Several years ago, Schreiber and his co-workers undertook an effort to systematize the use of small molecules to explore biology. This approach differs from earlier studies in that it can be used to study virtually any biologic process, and it no longer involves the ad hoc use of small molecules. Using a newly developed planning algorithm for diversity-oriented synthesis, they set in motion several projects, each of which has the potential to generate hundreds of thousands or millions of small molecules having the desirable characteristics of natural products. The promise of this work and a new technique for phenotypic screening of post-translational modifications (the cytoblot assay), led Schreiber, Marc Kirschner, Tim Mitchison and Rebecca Ward to found the Harvard Institute of Chemistry and Cell Biology (ICCB). ICCB's aim has been to develop the field of chemical genetics, where the combination of small molecules made using diversity-oriented organic synthesis and genetic-like (phenotypic and proteomic) screens are used to explore biology. Schreiber and Tim Mitchison (co-directors of ICCB) used a phenotype-based (cytoblot) screening approach to discover an inhibitor of a mitotic motor protein, the first mitosis-specific inhibitor of a protein other than tubulin and a promising lead for cancer. Schreiber and his co-workers used a chemical analog of the genetic concept of synthetic lethality to discover a small molecule that induces premature chromatic condensation (by binding to the PIK-related kinase ATR) preferentially in cells lacking p53, a tumor suppressor often disabled in human cancers. A marriage between chemical genetics and genomics led Schreiber and his co-workers to new insights into nutrient sensing in the pancreas and insulin-responsive tissues, and thereby into the molecular origins of type II diabetes.

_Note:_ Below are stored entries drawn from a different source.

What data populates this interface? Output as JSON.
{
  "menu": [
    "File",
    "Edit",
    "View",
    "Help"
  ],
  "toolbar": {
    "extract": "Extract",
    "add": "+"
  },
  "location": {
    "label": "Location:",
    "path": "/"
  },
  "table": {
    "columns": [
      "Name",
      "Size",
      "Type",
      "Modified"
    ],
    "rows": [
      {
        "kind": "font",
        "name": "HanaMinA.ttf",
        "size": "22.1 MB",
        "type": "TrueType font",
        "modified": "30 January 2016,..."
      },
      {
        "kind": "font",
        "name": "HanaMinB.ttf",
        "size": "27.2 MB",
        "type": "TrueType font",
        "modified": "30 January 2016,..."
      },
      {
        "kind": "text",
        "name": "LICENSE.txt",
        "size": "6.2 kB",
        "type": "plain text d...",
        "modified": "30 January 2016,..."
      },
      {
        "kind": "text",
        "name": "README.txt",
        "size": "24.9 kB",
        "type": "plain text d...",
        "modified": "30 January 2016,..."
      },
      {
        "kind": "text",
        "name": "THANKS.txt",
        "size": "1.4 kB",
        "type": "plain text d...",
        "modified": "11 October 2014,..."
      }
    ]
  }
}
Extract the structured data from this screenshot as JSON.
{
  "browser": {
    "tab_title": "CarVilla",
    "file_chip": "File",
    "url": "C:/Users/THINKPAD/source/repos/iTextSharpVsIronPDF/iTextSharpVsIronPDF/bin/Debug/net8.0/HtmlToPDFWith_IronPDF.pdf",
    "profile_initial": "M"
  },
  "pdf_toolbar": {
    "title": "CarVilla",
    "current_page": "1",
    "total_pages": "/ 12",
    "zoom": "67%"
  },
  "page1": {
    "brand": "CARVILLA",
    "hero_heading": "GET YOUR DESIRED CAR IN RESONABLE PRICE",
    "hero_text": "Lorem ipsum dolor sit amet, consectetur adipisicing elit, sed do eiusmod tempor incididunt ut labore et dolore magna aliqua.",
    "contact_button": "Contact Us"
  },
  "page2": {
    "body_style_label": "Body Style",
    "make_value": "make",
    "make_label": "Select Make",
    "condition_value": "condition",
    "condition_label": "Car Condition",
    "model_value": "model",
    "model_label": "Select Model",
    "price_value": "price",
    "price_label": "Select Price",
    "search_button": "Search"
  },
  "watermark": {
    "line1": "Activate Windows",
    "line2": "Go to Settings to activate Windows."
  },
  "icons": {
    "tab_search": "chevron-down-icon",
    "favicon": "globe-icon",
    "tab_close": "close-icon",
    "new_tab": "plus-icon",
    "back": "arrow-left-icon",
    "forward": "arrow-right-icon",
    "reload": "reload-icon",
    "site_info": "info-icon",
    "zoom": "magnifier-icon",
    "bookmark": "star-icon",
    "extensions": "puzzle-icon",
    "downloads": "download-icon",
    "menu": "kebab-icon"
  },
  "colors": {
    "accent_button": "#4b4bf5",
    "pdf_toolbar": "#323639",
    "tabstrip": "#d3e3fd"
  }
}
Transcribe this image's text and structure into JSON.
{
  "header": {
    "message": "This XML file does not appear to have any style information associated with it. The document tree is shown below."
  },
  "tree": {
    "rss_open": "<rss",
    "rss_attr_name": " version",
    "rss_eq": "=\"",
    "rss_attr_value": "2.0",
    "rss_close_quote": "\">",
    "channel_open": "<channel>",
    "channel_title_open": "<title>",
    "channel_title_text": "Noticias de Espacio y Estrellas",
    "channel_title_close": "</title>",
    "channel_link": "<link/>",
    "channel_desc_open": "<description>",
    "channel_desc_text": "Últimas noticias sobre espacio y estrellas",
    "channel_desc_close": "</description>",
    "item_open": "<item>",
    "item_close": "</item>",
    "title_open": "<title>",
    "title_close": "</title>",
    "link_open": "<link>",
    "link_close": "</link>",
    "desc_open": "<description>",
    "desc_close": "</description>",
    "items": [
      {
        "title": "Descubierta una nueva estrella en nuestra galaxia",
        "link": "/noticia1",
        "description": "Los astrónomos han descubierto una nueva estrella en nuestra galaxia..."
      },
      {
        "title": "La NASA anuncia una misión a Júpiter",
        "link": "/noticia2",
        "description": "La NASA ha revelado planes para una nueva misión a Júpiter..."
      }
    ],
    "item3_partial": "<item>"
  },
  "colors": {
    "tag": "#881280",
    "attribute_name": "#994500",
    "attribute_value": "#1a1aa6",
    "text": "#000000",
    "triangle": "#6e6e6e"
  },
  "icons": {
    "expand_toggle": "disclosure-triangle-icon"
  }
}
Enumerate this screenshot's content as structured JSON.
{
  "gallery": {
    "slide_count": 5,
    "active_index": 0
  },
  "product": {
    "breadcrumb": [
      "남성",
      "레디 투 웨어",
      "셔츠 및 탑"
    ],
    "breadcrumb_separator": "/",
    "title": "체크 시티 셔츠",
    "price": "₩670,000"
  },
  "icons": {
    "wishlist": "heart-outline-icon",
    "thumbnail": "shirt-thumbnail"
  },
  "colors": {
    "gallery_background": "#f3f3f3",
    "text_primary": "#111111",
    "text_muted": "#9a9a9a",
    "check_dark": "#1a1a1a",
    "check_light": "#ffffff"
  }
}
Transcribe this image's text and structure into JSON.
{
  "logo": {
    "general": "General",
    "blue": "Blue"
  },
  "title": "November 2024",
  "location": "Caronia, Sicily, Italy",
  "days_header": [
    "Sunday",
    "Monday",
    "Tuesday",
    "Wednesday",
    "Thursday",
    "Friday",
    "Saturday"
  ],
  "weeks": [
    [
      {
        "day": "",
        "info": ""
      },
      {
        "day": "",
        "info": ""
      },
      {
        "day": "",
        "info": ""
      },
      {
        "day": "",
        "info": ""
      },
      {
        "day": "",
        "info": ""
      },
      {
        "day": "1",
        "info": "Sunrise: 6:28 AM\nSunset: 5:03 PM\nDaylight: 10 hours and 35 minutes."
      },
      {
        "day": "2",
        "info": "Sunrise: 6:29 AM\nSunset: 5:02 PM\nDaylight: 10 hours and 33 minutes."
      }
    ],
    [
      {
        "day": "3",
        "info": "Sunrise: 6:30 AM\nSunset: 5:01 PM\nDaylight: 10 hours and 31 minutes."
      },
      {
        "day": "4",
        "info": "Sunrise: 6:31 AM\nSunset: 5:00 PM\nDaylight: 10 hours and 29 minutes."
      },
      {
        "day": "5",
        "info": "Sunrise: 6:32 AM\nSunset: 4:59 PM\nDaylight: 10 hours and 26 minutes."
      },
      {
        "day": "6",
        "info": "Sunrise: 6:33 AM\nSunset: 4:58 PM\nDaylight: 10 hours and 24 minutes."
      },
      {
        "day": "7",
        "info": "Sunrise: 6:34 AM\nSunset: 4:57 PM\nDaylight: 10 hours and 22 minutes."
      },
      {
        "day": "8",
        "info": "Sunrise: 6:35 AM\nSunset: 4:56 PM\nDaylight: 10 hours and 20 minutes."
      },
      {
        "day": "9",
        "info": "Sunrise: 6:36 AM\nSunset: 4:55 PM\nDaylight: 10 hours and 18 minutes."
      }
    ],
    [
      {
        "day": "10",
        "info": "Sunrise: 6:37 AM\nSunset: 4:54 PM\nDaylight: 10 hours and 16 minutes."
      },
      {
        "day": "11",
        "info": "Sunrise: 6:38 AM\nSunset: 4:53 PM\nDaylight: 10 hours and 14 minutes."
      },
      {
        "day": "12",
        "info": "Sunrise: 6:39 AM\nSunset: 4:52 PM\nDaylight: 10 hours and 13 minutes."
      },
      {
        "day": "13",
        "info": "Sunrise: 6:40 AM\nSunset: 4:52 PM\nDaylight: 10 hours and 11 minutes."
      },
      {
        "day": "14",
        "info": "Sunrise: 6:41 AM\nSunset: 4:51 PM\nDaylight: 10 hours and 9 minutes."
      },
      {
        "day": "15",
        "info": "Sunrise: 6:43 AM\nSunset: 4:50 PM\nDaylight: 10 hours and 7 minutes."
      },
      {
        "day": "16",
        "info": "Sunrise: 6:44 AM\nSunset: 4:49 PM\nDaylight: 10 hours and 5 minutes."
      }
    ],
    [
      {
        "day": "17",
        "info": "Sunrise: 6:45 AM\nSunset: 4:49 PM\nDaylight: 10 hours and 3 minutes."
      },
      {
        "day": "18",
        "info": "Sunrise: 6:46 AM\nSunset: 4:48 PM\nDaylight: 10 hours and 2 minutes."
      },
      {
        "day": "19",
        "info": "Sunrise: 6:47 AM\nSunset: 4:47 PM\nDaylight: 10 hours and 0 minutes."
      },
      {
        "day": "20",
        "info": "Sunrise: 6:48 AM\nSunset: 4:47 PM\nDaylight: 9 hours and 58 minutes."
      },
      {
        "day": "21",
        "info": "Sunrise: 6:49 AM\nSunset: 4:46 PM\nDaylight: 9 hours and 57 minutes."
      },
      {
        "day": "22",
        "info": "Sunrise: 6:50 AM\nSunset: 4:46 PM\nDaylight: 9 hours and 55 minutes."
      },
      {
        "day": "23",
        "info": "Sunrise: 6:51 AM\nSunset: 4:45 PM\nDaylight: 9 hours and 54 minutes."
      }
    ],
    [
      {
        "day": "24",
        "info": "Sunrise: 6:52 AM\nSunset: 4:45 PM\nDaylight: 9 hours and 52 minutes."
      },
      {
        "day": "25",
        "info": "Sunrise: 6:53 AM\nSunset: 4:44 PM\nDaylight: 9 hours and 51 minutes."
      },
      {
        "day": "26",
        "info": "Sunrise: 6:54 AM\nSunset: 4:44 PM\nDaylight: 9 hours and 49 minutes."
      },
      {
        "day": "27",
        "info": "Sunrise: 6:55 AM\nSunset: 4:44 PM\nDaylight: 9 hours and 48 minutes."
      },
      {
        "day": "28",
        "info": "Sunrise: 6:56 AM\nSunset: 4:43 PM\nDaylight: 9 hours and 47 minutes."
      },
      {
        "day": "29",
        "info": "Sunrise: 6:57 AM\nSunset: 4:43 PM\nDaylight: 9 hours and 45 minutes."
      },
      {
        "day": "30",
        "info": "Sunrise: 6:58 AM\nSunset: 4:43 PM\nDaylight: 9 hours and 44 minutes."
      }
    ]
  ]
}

Chemical genetics, like genetics, can be used to understand protein function. Although it is important to use small molecules that alter function with the specificity of a gene knockout, the discovery of such molecules allows the instantaneous alteration of function, not possible in classical genetics, even in cells and animals not readily amenable to genetic analysis. Instantaneous alteration of function allows the kinetic time course of events to be determined, which can shed a bright light on complex cellular processes. Perhaps most importantly, in chemical genetics the tools that are used to alter function, small molecules, can be used to control the function of proteins. This promises to build more direct connections between biology and medicine, ones made possible by an integrated use of synthetic organic chemistry, molecular cell biology, and genomics.

Selected Publications:

S. L. Schreiber (1991). "Chemistry and Biology of the Immunophilins and Their Immunosuppressive Ligands". Science, 251, 283-287.

Gerald R. Crabtree and Stuart L. Schreiber (1996). "Three-Part Inventions: Intracellular Signaling and Induced Proximity". TIBS, 21, 418-422.

Stuart L. Schreiber (1998). "Chemical Genetics Resulting from a Passion for Synthetic Organic Chemistry". BioMed Chem., 6, 1127-1152.

S. L. Schreiber (2000). "Target-Oriented & Diversity-Oriented Organic Synthesis". Science, 287, 1964-69.